Auf dem Programm Steinmeiers standen auch Kranzniederlegungen an den Denkmälern des Warschauer Aufstands und des Aufstands im Warschauer Ghetto sowie ein Besuch im Museum der Geschichte der polnischen Juden. Bei seiner ersten Visite im Mai 2017 war das deutsch-polnische Verhältnis atmosphärisch stärker angespannt als heute: Die damalige Ministerpräsidentin Beata Szydło und der damalige Außenminister Witold Waszczykowski pflegten sowohl im Verhältnis zur EU wie zu Deutschland einen rhetorisch oft konfrontativen Kurs. Der Umgang ist seit dem Antritt von Ministerpräsident Mateusz Morawiecki und des neuen Außenministers Jacek Czaputowicz zwar höflicher geworden, doch in der Sache gleich geblieben. Steinmeiers Gastgeber, Präsident Duda, galt deutschen Diplomaten und Ministern bis hinauf zu Kanzlerin Angela Merkel lange als verbindlicher Gesprächspartner und mögliches Gegengewicht zur Regierung. Merkel soll 2017 versucht haben, Duda davon abzubringen, Gesetze zu unterschreiben, die die Unabhängigkeit von Richtern bedrohen - ohne Erfolg.

Auf dem Programm des Bundespräsidenten stand auch ein Frühstück mit Vertretern der Zivilgesellschaft in der Residenz des deutschen Botschafters: ein Programmpunkt, der sonst eher beim Besuch autoritär regierter Länder gewählt wird.
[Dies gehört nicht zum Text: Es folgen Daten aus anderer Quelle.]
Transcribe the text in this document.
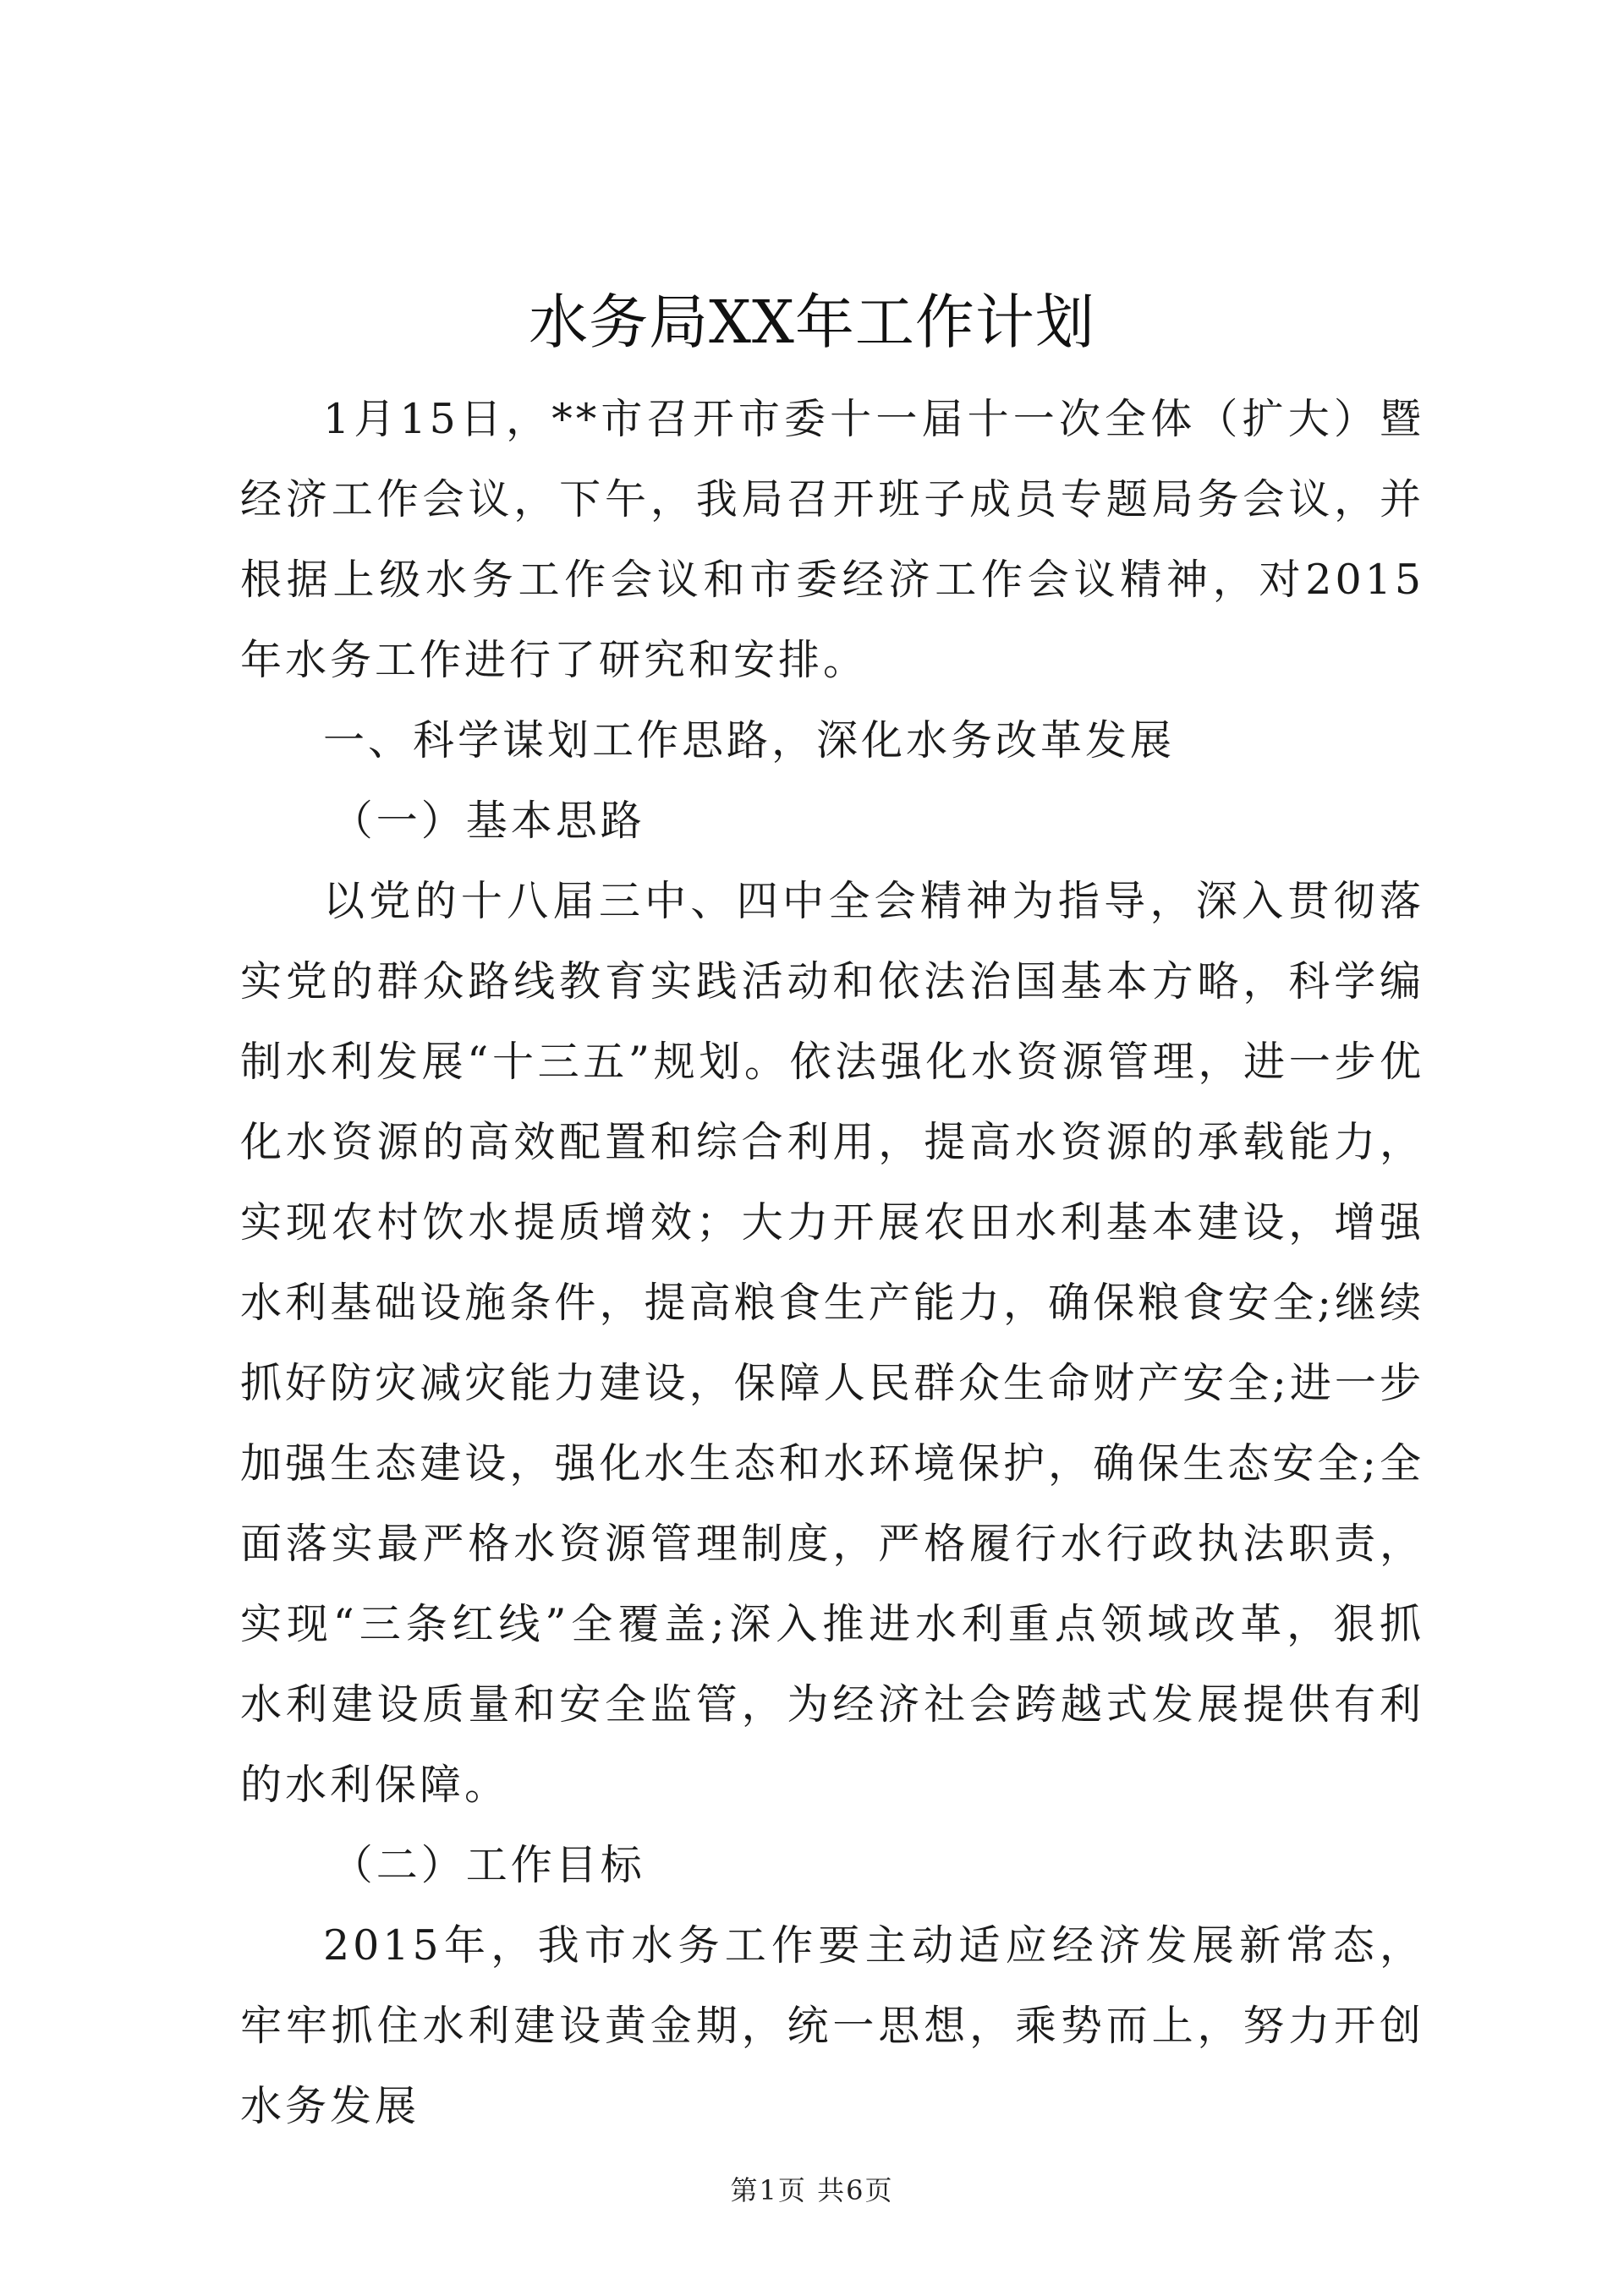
水务局XX年工作计划

1月15日，**市召开市委十一届十一次全体（扩大）暨经济工作会议，下午，我局召开班子成员专题局务会议，并根据上级水务工作会议和市委经济工作会议精神，对2015年水务工作进行了研究和安排。

一、科学谋划工作思路，深化水务改革发展

（一）基本思路

以党的十八届三中、四中全会精神为指导，深入贯彻落实党的群众路线教育实践活动和依法治国基本方略，科学编制水利发展“十三五”规划。依法强化水资源管理，进一步优化水资源的高效配置和综合利用，提高水资源的承载能力，实现农村饮水提质增效；大力开展农田水利基本建设，增强水利基础设施条件，提高粮食生产能力，确保粮食安全;继续抓好防灾减灾能力建设，保障人民群众生命财产安全;进一步加强生态建设，强化水生态和水环境保护，确保生态安全;全面落实最严格水资源管理制度，严格履行水行政执法职责，实现“三条红线”全覆盖;深入推进水利重点领域改革，狠抓水利建设质量和安全监管，为经济社会跨越式发展提供有利的水利保障。

（二）工作目标

2015年，我市水务工作要主动适应经济发展新常态，牢牢抓住水利建设黄金期，统一思想，乘势而上，努力开创水务发展

第1页 共6页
Vor dem Steinmeier-Besuch forderten 120 polnische Bürgergruppen die EU in einem Appell an EU-Kommissionspräsident Jean-Claude Juncker am Montag, gegen Polen unverzüglich vor dem Europäischen Gerichtshof zu klagen. Die EU solle gegen das Gesetz zum Status des Obersten Gerichts Polens klagen. Das Gesetz, das im April in Kraft trat, unterstellt das Gericht und seine Richter faktisch der Regierung in Gestalt des Justizministers-Generalstaatsanwalts.

Auch Präsident Duda spielt nun eine - Experten zufolge der in Polens Verfassung verankerten Unabhängigkeit der Richter - widersprechende Rolle: Nach einer Senkung des Rentenalters auch für bestehende Richter darf Duda künftig entscheiden, welche älteren Richter des Obersten Gerichts ihr Amt weiter ausüben dürfen. Bis zu 37 Prozent der obersten Richter können nun ausgetauscht werden - auch die gegen rechtswidrige Initiativen der Regierung auftretende Präsidentin des Obersten Gerichts, Małgorzata Gersdorf.